Isi
COVID-19, dikenal sebagai penyakit coronavirus 2019 atau Penyakit virus corona 2019 merupakan infeksi yang disebabkan oleh jenis baru virus corona, SARS-CoV-2, dan ditandai dengan munculnya gejala mirip flu, seperti demam, sakit kepala dan malaise umum, selain kesulitan bernapas.
Infeksi ini pertama kali muncul di China, tetapi dengan cepat menyebar ke beberapa negara, dan COVID-19 sekarang dianggap sebagai pandemi. Penularan yang cepat ini terutama karena cara mudah penularan virus, yaitu melalui penghirupan tetesan air liur dan sekret pernafasan yang mengandung virus dan tersuspensi di udara.
Oleh karena itu, tindakan pencegahan penting dilakukan untuk mencegah penularan dan penularan, membantu memerangi pandemi. Pelajari lebih lanjut tentang virus corona, gejala dan cara mengidentifikasinya.
Karena ini adalah virus baru, hanya ada sedikit informasi yang tersedia dan ada beberapa keraguan. Berikut adalah keraguan utama tentang COVID-19 untuk mencoba mengklarifikasi masing-masing:
1. Apakah virus ditularkan melalui udara?
Penularan virus yang menyebabkan COVID-19 terjadi terutama dengan menghirup tetesan air liur atau sekresi pernapasan yang ada di udara ketika orang yang terinfeksi batuk, bersin atau berbicara, misalnya, atau melalui kontak dengan permukaan yang terkontaminasi.
Oleh karena itu, untuk menghindari penularan, disarankan bagi orang yang telah dikonfirmasi dengan virus corona baru, atau yang menunjukkan gejala yang mengindikasikan infeksi, memakai masker pelindung agar tidak menularkan virus ke orang lain.

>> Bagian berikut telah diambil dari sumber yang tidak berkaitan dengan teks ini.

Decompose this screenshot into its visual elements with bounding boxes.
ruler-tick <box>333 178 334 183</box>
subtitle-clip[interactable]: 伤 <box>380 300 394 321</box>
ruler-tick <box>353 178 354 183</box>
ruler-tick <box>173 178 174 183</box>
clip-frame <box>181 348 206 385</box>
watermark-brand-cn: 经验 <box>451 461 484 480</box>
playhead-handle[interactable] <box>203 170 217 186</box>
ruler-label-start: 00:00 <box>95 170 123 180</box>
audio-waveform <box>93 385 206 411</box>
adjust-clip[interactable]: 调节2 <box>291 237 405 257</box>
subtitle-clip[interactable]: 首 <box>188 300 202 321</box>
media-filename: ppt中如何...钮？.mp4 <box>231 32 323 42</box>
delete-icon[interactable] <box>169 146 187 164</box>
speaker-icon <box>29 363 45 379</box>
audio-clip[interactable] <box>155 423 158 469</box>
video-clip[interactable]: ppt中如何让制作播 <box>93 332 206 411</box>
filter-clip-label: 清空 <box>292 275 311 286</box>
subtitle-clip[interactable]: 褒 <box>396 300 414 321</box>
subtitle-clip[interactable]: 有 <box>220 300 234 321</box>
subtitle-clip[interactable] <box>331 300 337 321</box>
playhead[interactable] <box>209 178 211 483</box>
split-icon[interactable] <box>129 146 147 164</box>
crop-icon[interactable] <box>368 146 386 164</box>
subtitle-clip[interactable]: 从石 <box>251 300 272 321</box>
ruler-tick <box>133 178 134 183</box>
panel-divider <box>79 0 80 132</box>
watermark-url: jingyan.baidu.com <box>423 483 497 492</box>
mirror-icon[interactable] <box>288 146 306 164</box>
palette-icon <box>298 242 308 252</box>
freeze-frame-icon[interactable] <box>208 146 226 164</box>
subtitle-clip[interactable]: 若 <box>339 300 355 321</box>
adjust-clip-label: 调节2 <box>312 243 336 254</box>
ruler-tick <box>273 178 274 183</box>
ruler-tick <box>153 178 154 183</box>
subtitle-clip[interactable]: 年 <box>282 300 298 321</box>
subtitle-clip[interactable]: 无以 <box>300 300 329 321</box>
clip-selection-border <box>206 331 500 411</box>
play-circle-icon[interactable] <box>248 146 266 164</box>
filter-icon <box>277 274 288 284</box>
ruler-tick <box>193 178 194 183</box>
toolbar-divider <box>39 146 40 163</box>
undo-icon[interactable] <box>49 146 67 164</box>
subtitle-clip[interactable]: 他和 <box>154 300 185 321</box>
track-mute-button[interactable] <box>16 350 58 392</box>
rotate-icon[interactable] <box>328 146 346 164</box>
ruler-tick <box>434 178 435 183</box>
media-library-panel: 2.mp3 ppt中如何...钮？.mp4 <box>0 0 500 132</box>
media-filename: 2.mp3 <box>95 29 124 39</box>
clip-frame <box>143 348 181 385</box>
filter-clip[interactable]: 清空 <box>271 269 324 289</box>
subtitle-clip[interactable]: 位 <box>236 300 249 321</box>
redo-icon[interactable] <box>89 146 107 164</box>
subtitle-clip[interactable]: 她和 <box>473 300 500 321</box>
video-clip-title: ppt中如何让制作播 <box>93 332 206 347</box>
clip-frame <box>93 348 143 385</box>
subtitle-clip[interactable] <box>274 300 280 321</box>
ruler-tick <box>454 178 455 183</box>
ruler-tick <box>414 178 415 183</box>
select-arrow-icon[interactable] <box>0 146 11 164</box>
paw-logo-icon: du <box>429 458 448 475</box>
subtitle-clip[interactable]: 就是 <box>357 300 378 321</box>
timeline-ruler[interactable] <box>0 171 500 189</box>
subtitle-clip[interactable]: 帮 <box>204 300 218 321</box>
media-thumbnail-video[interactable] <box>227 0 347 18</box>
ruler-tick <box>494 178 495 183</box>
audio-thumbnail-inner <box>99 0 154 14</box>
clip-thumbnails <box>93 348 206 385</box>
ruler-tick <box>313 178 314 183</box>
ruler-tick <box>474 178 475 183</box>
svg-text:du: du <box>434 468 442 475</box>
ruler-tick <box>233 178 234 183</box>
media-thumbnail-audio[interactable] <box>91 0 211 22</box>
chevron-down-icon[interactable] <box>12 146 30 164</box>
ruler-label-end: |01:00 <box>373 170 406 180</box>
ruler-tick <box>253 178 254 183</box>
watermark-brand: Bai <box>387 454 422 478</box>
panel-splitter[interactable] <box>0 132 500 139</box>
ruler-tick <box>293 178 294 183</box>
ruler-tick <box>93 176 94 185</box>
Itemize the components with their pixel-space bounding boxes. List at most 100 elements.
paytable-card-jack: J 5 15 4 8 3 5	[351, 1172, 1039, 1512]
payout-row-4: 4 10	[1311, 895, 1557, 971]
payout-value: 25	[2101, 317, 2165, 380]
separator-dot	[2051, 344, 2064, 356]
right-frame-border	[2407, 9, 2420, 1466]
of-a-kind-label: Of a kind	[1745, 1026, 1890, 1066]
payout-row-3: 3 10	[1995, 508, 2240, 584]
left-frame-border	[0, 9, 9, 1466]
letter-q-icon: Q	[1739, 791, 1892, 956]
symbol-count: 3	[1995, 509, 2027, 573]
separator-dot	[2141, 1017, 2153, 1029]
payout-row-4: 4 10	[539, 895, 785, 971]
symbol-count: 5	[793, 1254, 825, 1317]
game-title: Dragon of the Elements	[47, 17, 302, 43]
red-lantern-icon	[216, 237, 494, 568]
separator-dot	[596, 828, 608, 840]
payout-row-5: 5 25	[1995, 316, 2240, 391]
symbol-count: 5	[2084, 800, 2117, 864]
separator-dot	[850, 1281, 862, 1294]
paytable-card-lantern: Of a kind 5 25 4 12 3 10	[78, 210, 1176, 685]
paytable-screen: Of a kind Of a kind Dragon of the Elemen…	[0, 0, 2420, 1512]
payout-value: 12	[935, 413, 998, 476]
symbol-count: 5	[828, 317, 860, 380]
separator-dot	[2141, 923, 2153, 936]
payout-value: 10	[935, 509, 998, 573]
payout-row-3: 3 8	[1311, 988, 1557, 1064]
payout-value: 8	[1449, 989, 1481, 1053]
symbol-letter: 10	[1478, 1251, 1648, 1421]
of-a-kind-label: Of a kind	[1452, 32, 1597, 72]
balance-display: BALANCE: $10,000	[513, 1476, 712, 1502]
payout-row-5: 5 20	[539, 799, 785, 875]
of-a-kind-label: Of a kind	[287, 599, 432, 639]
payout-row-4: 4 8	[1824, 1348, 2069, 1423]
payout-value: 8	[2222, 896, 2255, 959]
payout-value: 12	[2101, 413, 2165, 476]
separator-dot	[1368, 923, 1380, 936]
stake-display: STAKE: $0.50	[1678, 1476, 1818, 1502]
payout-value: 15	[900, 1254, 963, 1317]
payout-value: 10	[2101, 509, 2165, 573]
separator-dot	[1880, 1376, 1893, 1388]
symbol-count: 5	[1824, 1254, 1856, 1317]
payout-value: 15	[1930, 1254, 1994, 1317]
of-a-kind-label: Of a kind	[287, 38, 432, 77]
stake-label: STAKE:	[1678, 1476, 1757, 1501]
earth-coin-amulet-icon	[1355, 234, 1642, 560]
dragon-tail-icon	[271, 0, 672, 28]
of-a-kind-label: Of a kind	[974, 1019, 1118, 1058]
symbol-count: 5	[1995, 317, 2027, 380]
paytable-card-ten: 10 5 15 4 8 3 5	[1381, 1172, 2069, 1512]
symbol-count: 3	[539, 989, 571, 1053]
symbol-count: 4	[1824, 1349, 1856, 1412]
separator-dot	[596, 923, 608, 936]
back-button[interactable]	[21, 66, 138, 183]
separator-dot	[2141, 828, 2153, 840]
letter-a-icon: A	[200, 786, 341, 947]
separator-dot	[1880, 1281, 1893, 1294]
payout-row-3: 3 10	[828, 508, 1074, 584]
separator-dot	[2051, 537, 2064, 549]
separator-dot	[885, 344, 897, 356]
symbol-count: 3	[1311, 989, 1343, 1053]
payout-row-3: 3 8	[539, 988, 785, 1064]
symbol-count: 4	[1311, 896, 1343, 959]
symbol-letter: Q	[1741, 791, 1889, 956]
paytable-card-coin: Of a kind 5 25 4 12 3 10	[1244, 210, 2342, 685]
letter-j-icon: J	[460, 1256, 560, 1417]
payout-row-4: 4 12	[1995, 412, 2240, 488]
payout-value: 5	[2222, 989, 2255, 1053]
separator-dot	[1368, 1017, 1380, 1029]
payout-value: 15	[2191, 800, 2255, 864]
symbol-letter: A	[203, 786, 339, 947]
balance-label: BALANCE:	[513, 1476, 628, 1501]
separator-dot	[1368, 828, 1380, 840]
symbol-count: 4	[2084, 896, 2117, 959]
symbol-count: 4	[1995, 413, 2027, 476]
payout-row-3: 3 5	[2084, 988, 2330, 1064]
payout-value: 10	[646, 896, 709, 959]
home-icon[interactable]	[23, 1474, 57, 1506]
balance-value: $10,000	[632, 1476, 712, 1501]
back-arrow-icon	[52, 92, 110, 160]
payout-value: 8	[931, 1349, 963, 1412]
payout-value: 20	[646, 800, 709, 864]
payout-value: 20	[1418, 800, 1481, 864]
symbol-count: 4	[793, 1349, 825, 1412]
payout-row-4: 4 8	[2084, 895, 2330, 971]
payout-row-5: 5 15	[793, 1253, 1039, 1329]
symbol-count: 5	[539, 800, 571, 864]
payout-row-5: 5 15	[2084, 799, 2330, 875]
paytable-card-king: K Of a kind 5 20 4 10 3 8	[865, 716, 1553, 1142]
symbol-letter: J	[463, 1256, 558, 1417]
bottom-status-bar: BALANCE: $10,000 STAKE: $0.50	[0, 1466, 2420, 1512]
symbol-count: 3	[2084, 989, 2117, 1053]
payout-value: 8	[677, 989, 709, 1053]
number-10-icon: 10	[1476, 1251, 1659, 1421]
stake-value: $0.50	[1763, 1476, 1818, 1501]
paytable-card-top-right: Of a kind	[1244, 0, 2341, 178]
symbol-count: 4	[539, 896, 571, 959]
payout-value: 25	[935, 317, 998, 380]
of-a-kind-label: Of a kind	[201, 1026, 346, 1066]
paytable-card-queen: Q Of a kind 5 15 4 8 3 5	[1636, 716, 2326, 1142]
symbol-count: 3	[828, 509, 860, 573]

Tidak ada kasus dan tidak ada bukti bahwa virus corona baru dapat ditularkan melalui gigitan nyamuk, seperti yang terjadi pada kasus penyakit lain seperti demam berdarah dan demam kuning misalnya, karena hanya dianggap penularannya terjadi melalui inhalasi. tetesan tersuspensi di udara yang mengandung virus. Lihat lebih lanjut tentang siaran COVID-19.
2. Siapa yang tidak memiliki gejala dapat menularkan virus?
Ya, terutama karena masa inkubasi penyakit, yaitu masa antara infeksi dan munculnya gejala pertama, yang dalam kasus COVID-19 membutuhkan waktu sekitar 14 hari. Dengan demikian, orang tersebut mungkin memiliki virus dan tidak mengetahuinya, dan secara teori dapat menularkannya ke orang lain. Namun, sebagian besar infeksi tampaknya hanya terjadi ketika orang tersebut mulai batuk atau bersin.
Oleh karena itu, dalam kasus tidak ada gejala, tetapi termasuk dalam kelompok risiko atau pernah kontak dengan orang yang telah dikonfirmasi dengan infeksi, disarankan untuk dilakukan karantina, karena dengan cara itu dimungkinkan untuk memeriksa apakah ada gejala dan, jika demikian, cegah penyebaran virus. Pahami apa itu dan cara mengarantina.
3. Apa yang dimaksud dengan kelompok risiko?
Kelompok risiko berhubungan dengan kelompok orang yang paling mungkin mengalami komplikasi serius dari infeksi terutama karena penurunan aktivitas sistem kekebalan. Dengan demikian, yang termasuk dalam kelompok risiko adalah orang lanjut usia, berusia 60 tahun, dan / atau yang memiliki penyakit kronis, seperti diabetes, penyakit paru obstruktif kronik (PPOK), gagal ginjal, atau hipertensi.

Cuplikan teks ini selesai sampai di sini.